Желтухин обогнул озеро, сел на лавочку. Посмотрел, прищурившись, как блестят солнечные блики на воде, достал пачку «Казбека». Долго обнюхивал папиросу, потом закурил.
Он сидел, бездумно покуривая, а глаза внимательно следили за аллеей. Ждали.
Мусатов появился стремительно. Шагал энергично, раскидывая туфлями листву.
Он подошел к скамейке, сел.
— Ну? — спросил отрывисто и зло.
— Миша, — Желтухин вздохнул, — ты посмотри, красота-то какая. Меня осень успокаивает, душой я отдыхаю в такие дни…

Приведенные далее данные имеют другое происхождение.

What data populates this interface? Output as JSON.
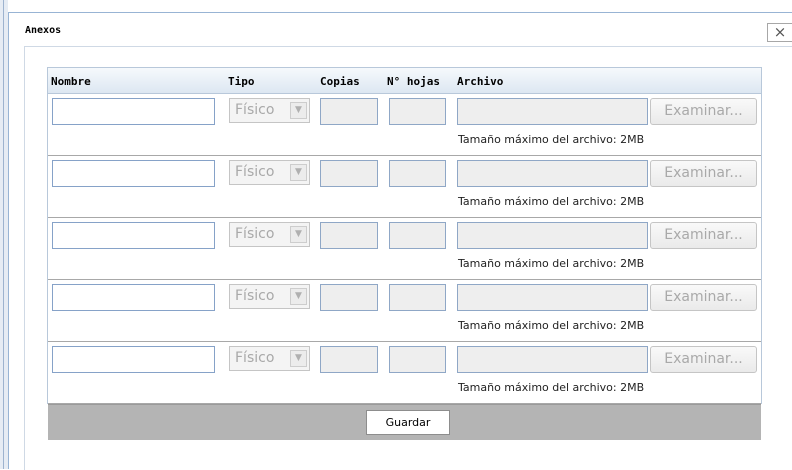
{
  "dialog": {
    "title": "Anexos",
    "close_label": "×"
  },
  "table": {
    "headers": [
      "Nombre",
      "Tipo",
      "Copias",
      "N° hojas",
      "Archivo"
    ],
    "rows": [
      {
        "nombre": "",
        "tipo": "Físico",
        "copias": "",
        "hojas": "",
        "archivo": "",
        "browse_label": "Examinar...",
        "max_size_note": "Tamaño máximo del archivo: 2MB"
      },
      {
        "nombre": "",
        "tipo": "Físico",
        "copias": "",
        "hojas": "",
        "archivo": "",
        "browse_label": "Examinar...",
        "max_size_note": "Tamaño máximo del archivo: 2MB"
      },
      {
        "nombre": "",
        "tipo": "Físico",
        "copias": "",
        "hojas": "",
        "archivo": "",
        "browse_label": "Examinar...",
        "max_size_note": "Tamaño máximo del archivo: 2MB"
      },
      {
        "nombre": "",
        "tipo": "Físico",
        "copias": "",
        "hojas": "",
        "archivo": "",
        "browse_label": "Examinar...",
        "max_size_note": "Tamaño máximo del archivo: 2MB"
      },
      {
        "nombre": "",
        "tipo": "Físico",
        "copias": "",
        "hojas": "",
        "archivo": "",
        "browse_label": "Examinar...",
        "max_size_note": "Tamaño máximo del archivo: 2MB"
      }
    ]
  },
  "footer": {
    "save_label": "Guardar"
  },
  "colors": {
    "header_gradient_end": "#dde7f2",
    "footer_bg": "#b4b4b4",
    "input_border": "#86a2c8",
    "disabled_bg": "#eeeeee"
  },
  "icons": {
    "close": "close-icon",
    "select_arrow": "chevron-down-icon"
  }
}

— Ты меня за этим позвал? — зло спросил Мусатов.
— А хотя бы и за этим, Миша. Ты забудь, забудь о посте своем. Стань нормальным-то, добрее стань. Проще. Может, последний раз мы с тобой такую-то осень видим. Мы же, Миша, с тобой как братья. Это у тебя родственников полный дам, а у меня ты один. Дружба наша с тех горьких блокадных дней началась.
— Ишь, как у пионеров на сборе заговорил. «Горькие блокадные дни». Не очень они для тебя горькими были.
— Ты, Миша, путаешь что-то. Это для тебя они слаще молока сгущенного. Тебе и медальку за Питерские дни, и два ордена. А мне?
Голос Желтухина стал жестким, злым.
— Мне что, Миша? Срок. А потом паспорт чужой. А дело одно делали. Людей голодных обирали.
У Мусатова лицо дернулось. Он хотел что-то сказать, но не смог. Так и глотнул воздух открытым ртом.
— Да, Миша, мародеры мы. Капитал свой на голодных сделали. Только ты все сберег, а я потерял. Но на следствии, ох как меня крутили, о тебе молчал. Поэтому ты государственный человек, а я никто.
— Никто! — Мусатов усмехнулся. — Деньгами, наверное, стены оклеены.
— А зачем они мне, деньги-то? На кашку да творожок мне пенсии хватает. Может, эти-то деньги компенсация мне за жизнь загубленную.
— Только не плачь, Степа, каждый сам себе жизнь выбирает.
— Вот это ты точно сказал, Миша, точно, поэтому и дело у меня к тебе.
— Может, хватит дел?
— Нет, Миша, не хватит. Я тебе о Ленинграде и сроке не зря напомнил. Ты ведь все понял, умница моя? Понял, конечно?
Желтухин посмотрел на Мусатова и улыбнулся.
— Вижу, что понял. Противен ты мне, Миша. Я-то вор, а ты еще хуже.
— Но… Ты!.. Полегче.
— Не нравится? А валюту скупать да доченьке с сыном передавать нравится?
— И это знаешь?
— Все о тебе, Миша, знаю. Все. И хватит, о деле теперь. Позвони Громову. Его орлы Нугзара Борисовича Тохадзе арестовали.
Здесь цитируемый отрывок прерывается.